Modeling Accessibility-Constrained Networks with Time-Weighted Graphs

TL;DR

This paper presents a pipeline that models campus accessibility using time-weighted graphs and algorithms to identify optimal wheelchair-accessible paths, aiming to improve mobility for disabled individuals.

Contribution

It introduces a novel pipeline combining APIs and graph algorithms to analyze and enhance campus accessibility for the physically disabled.

Findings

Wheelchair users face significant mobility constraints due to lack of accessible routes.

The custom Least Resistance algorithm outperforms Dijkstra's in finding optimal paths.

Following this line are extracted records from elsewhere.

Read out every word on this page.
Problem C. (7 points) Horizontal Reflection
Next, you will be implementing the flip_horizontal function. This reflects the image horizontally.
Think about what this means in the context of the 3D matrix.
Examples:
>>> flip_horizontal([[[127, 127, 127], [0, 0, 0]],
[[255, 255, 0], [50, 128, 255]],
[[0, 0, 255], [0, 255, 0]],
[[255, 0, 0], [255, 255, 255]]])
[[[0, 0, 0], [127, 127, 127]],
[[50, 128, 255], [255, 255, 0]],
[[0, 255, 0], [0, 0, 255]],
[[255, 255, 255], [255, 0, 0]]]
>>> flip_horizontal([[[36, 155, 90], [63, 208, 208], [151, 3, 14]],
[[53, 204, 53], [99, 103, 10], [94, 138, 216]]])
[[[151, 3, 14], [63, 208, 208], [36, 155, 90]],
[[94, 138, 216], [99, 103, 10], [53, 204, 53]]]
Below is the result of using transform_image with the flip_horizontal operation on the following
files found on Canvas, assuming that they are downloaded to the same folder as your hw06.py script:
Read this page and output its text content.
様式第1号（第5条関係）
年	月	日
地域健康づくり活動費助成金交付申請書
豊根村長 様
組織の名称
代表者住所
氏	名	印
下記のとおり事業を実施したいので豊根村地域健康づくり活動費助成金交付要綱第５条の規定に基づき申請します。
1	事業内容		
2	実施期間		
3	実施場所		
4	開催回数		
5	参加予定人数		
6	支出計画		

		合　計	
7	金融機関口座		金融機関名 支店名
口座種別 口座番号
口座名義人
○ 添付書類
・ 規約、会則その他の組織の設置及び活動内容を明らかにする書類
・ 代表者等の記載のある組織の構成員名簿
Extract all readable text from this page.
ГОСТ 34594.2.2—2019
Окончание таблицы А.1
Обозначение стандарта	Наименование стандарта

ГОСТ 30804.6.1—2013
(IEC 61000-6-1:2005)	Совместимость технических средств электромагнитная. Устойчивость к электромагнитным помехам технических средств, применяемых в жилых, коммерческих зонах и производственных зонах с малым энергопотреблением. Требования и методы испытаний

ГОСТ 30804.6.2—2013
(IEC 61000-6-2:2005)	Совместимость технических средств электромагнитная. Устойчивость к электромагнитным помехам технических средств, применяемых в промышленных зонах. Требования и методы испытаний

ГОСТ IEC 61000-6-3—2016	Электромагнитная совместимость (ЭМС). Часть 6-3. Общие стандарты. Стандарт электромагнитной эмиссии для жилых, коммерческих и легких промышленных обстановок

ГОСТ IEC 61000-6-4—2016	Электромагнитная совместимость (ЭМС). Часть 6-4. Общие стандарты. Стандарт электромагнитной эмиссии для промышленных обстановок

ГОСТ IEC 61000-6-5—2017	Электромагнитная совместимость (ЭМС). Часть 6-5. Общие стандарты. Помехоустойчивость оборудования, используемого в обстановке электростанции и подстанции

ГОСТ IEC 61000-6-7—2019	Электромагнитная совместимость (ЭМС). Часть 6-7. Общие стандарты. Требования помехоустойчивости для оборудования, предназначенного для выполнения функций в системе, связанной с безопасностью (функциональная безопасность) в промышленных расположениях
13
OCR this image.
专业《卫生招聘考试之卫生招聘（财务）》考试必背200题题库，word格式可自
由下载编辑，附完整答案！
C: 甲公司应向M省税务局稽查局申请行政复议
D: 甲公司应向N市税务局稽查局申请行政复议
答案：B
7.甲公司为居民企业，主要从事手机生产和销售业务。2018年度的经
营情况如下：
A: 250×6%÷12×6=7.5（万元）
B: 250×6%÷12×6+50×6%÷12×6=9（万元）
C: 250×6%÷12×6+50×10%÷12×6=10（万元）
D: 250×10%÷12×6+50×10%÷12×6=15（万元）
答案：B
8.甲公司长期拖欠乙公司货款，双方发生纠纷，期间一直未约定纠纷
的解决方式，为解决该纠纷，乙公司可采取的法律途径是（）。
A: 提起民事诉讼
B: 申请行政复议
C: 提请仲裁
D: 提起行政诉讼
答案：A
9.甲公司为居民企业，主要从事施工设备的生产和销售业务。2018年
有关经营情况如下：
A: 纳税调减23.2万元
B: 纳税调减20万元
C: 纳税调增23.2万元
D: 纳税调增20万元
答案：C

Key nodes on campus affecting accessibility are identified through centrality measures.

Abstract

Accessibility for the physically disabled is a prevalent issue on university campuses, where stairs and steep slopes make navigating campus arduous. Our work proposes a pipeline to model a college campus as a network by combining Strava and other APIs with depth-first search to derive insights into wheelchair-accessible paths. We then develop a custom Least Resistance algorithm to compute optimal paths between selected nodes and benchmark it against Dijkstra's algorithm. We highlight crucial nodes on campus using centrality measures, demonstrating that wheelchair users are significantly constrained by the lack of mobility options and accommodations. Our pipeline is designed to support future expansion in scope and accuracy, while enabling the proposal of engineering solutions to improve campus accessibility for physically disabled individuals.